# DIY Livery in Widnes/Bold/Warrington/St Helens etc area???



## Katia114 (1 July 2016)

Hi everyone 

Apologies in advance as I know I won't be the first (or the last!)  to ask this question BUT........

My friend and I are on the hunt for 2 x DIY livery stables in the Widnes/Bold/Warrington/St Helens/Tarbock area. We're currently based on a yard just down the road from Bold Heath EC and would love to stay somewhere in the local vicinity, we both commute to work on the M62 so really it needs to be in that kind of area. Our current yard has just become so busy and chaotic lately that we're looking to find a quieter place for both of our 16.2 geldings - at peak times it feels like we struggle to find space to tie them up outside our stables! Both of our boys are really laid back and we feel we owe it to them to find somewhere a bit less stressful to live as it's getting a bit much for all 4 of us!

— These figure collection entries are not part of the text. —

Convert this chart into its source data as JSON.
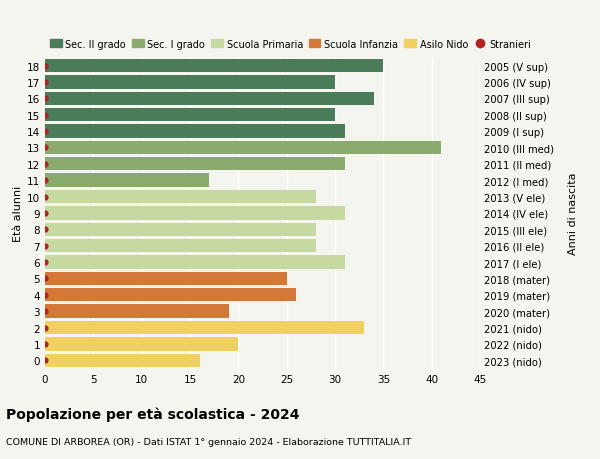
{
  "ages": [
    18,
    17,
    16,
    15,
    14,
    13,
    12,
    11,
    10,
    9,
    8,
    7,
    6,
    5,
    4,
    3,
    2,
    1,
    0
  ],
  "years": [
    "2005 (V sup)",
    "2006 (IV sup)",
    "2007 (III sup)",
    "2008 (II sup)",
    "2009 (I sup)",
    "2010 (III med)",
    "2011 (II med)",
    "2012 (I med)",
    "2013 (V ele)",
    "2014 (IV ele)",
    "2015 (III ele)",
    "2016 (II ele)",
    "2017 (I ele)",
    "2018 (mater)",
    "2019 (mater)",
    "2020 (mater)",
    "2021 (nido)",
    "2022 (nido)",
    "2023 (nido)"
  ],
  "values": [
    35,
    30,
    34,
    30,
    31,
    41,
    31,
    17,
    28,
    31,
    28,
    28,
    31,
    25,
    26,
    19,
    33,
    20,
    16
  ],
  "bar_colors": [
    "#4a7c59",
    "#4a7c59",
    "#4a7c59",
    "#4a7c59",
    "#4a7c59",
    "#8aaa6e",
    "#8aaa6e",
    "#8aaa6e",
    "#c5d9a0",
    "#c5d9a0",
    "#c5d9a0",
    "#c5d9a0",
    "#c5d9a0",
    "#d4783a",
    "#d4783a",
    "#d4783a",
    "#f0d060",
    "#f0d060",
    "#f0d060"
  ],
  "stranieri_dot_color": "#b22222",
  "bg_color": "#f5f5f0",
  "grid_color": "#ffffff",
  "xlim": [
    0,
    45
  ],
  "xticks": [
    0,
    5,
    10,
    15,
    20,
    25,
    30,
    35,
    40,
    45
  ],
  "ylabel_left": "Età alunni",
  "ylabel_right": "Anni di nascita",
  "title": "Popolazione per età scolastica - 2024",
  "subtitle": "COMUNE DI ARBOREA (OR) - Dati ISTAT 1° gennaio 2024 - Elaborazione TUTTITALIA.IT",
  "legend_labels": [
    "Sec. II grado",
    "Sec. I grado",
    "Scuola Primaria",
    "Scuola Infanzia",
    "Asilo Nido",
    "Stranieri"
  ],
  "legend_colors": [
    "#4a7c59",
    "#8aaa6e",
    "#c5d9a0",
    "#d4783a",
    "#f0d060",
    "#b22222"
  ],
  "bar_height": 0.82
}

As a minimum we require all year round turnout and access to a school. Both are used to being turned out in a mixed herd but would be just as happy to be split with other geldings. Would consider either a livery or private yard, small or large. 

We're currently searching all the usual local ads etc but would be great if anyone has any inside knowledge or can recommend any particular yards that fit the bill. We're not in a mad rush to move but would like to within the next month or so if we can.

Thanks in advance


----------



## racebuddy (1 July 2016)

Will pm u


----------